全体として、暴力的な雰囲気が支配しており、教員も止める勇気を持てないほどになっていることも問題としてあげられており、これに関しては非常に難しい。

最後に

特定の宗教や国籍を含むエピソードを紹介したが、この記事ではそれらを悪とみなすものではないことが大前提である。ヘイトは誰に対しても向けられてはならない。

一方で移民というバックグラウンドが社会に与えている影響は大きいことも事実で、教育の場という本来なら「いじめは良くないんだ」「人を傷つけてはいけない
」ということを教え込まなければいけない場面に教員が手をつけられないほど、あるいは手をつけたくなくなる程の状況になっていることがやるせない。むしろ"積極的に無関心"であったり、いじめを助長するようなケースが少なくないというのが私の肌感である。
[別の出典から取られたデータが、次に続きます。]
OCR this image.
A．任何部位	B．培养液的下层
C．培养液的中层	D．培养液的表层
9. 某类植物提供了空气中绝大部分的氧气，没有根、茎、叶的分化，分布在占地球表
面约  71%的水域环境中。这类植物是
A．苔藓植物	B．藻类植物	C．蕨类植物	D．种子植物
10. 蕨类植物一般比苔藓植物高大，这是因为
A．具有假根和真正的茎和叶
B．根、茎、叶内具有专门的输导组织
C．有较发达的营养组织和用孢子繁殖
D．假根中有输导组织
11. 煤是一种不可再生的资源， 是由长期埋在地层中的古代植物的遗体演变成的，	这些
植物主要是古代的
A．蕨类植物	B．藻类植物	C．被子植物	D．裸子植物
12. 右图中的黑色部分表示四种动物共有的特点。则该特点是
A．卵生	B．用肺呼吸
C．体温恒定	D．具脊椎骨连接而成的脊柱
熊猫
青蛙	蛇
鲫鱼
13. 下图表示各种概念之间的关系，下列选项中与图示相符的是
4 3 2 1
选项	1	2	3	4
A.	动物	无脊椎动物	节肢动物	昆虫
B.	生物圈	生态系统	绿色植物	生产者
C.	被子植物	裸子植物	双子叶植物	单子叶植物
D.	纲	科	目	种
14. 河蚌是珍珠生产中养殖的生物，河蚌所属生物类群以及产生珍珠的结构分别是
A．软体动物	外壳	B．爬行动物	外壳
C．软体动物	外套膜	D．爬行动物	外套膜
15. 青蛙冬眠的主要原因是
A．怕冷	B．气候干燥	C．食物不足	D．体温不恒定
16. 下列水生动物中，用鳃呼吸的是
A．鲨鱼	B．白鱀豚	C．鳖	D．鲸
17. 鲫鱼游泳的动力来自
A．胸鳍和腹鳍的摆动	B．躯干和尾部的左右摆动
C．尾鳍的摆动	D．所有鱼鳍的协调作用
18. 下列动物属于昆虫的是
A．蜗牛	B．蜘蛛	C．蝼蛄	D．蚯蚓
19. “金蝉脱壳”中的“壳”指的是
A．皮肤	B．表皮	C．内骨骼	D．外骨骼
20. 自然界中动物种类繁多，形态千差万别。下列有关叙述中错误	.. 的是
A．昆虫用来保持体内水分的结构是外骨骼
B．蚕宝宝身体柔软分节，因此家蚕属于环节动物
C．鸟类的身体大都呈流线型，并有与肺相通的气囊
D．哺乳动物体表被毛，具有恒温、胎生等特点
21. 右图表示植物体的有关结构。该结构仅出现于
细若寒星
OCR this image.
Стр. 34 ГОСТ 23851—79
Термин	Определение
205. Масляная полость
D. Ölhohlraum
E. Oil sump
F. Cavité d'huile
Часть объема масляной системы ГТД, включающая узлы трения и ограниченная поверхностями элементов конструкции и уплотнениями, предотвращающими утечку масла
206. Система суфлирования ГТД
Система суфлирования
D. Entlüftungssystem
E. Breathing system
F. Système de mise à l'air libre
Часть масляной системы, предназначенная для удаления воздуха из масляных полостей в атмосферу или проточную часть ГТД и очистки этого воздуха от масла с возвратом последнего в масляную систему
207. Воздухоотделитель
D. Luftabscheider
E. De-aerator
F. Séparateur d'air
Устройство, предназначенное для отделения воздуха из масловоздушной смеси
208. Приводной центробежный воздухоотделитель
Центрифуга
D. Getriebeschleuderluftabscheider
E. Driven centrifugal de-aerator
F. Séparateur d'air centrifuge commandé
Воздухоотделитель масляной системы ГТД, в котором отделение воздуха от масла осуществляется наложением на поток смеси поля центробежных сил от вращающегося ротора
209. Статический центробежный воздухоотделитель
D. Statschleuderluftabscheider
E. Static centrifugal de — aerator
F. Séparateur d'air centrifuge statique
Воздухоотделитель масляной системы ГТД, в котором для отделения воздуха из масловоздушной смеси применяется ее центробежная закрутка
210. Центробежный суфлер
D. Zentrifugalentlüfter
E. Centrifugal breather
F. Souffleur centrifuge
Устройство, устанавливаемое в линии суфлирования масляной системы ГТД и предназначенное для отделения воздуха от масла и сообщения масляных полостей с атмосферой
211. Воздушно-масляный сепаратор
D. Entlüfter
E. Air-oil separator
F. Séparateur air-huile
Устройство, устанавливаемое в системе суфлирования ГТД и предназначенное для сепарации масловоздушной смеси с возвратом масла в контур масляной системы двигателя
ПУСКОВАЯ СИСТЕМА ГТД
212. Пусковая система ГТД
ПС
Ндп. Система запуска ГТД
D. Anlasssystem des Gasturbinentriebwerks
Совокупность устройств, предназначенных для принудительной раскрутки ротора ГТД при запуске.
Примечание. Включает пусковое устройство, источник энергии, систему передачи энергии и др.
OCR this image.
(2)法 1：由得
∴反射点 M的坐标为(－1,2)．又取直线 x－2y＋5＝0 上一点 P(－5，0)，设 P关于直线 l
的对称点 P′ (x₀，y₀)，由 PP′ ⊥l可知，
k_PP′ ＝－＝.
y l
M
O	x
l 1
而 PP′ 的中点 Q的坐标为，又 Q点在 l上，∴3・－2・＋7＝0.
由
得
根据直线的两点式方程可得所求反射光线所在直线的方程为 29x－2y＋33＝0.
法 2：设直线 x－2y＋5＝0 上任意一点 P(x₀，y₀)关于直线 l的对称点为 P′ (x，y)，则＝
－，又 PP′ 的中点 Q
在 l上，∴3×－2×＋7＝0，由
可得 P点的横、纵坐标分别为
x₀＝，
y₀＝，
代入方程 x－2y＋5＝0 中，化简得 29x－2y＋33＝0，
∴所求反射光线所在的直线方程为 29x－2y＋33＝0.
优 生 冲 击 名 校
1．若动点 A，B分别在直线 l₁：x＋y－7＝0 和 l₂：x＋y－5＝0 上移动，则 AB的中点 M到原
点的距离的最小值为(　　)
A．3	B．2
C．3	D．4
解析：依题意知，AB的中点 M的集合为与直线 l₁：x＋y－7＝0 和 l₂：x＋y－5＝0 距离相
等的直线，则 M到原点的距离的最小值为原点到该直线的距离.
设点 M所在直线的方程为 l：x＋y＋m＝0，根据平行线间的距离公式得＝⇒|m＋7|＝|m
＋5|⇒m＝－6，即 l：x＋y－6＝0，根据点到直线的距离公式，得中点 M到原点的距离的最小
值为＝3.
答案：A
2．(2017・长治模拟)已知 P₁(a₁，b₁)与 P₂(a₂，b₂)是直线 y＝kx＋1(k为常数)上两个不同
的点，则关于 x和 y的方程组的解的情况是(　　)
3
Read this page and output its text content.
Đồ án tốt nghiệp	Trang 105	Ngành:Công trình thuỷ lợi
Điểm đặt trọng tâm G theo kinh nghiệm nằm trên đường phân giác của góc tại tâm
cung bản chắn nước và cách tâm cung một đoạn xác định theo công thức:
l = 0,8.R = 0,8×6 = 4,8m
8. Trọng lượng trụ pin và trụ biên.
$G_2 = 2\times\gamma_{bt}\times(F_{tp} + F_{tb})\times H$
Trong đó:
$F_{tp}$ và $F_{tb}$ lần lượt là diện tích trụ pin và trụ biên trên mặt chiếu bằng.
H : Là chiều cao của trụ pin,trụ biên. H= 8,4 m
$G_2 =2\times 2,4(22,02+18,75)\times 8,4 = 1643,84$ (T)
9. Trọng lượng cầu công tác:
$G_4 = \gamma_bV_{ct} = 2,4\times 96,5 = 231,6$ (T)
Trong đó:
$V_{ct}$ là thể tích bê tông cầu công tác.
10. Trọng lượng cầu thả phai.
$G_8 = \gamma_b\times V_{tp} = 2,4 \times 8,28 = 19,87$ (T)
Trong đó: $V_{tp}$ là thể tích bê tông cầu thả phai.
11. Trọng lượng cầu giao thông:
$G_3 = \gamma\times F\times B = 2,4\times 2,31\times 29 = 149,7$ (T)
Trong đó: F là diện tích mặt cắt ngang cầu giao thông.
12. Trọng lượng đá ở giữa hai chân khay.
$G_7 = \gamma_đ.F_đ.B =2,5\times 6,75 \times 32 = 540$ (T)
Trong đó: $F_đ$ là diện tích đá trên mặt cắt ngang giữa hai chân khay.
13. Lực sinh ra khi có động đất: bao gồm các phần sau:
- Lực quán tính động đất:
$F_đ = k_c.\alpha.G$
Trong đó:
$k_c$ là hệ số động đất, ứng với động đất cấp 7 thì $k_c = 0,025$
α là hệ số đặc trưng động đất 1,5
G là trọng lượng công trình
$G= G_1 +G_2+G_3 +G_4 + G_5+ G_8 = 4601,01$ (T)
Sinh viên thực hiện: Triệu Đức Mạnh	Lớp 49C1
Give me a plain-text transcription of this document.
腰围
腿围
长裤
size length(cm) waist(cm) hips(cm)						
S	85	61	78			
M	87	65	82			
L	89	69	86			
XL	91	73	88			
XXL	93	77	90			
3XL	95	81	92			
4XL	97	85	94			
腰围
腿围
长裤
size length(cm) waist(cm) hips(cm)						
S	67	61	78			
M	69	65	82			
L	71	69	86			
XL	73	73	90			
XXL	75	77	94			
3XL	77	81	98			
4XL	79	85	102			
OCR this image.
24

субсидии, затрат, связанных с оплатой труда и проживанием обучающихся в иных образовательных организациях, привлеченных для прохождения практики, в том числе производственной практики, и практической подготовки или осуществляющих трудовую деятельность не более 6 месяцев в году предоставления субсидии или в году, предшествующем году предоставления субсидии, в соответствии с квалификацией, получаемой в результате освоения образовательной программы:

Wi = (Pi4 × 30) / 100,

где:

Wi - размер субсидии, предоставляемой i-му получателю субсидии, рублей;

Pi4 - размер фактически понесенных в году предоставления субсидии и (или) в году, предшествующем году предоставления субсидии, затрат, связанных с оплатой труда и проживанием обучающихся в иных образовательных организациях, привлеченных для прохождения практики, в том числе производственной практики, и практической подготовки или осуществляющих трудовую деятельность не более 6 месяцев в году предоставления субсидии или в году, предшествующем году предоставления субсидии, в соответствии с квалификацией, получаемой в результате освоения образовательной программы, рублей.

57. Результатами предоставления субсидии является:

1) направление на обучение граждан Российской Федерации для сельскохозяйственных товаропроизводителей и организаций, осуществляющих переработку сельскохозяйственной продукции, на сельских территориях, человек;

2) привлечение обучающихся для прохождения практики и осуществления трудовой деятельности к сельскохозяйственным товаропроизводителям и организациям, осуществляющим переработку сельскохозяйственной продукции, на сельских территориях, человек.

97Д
フランスのいじめの刑罰化はそこまで悪い案とは思わないが、予算的なことや、そもそもの警察官の質を考えると全土に対して適用していくことは難しいように感じる。

とりあえずこの記事で日本とヨーロッパのいじめの違いや、ヨーロッパが意外にも後ろ暗い社会環境を抱えていることを知っていただけると幸いです。そして日本もいじめに対してどんなケアができるのか真剣に議論ができたらなと思う次第です。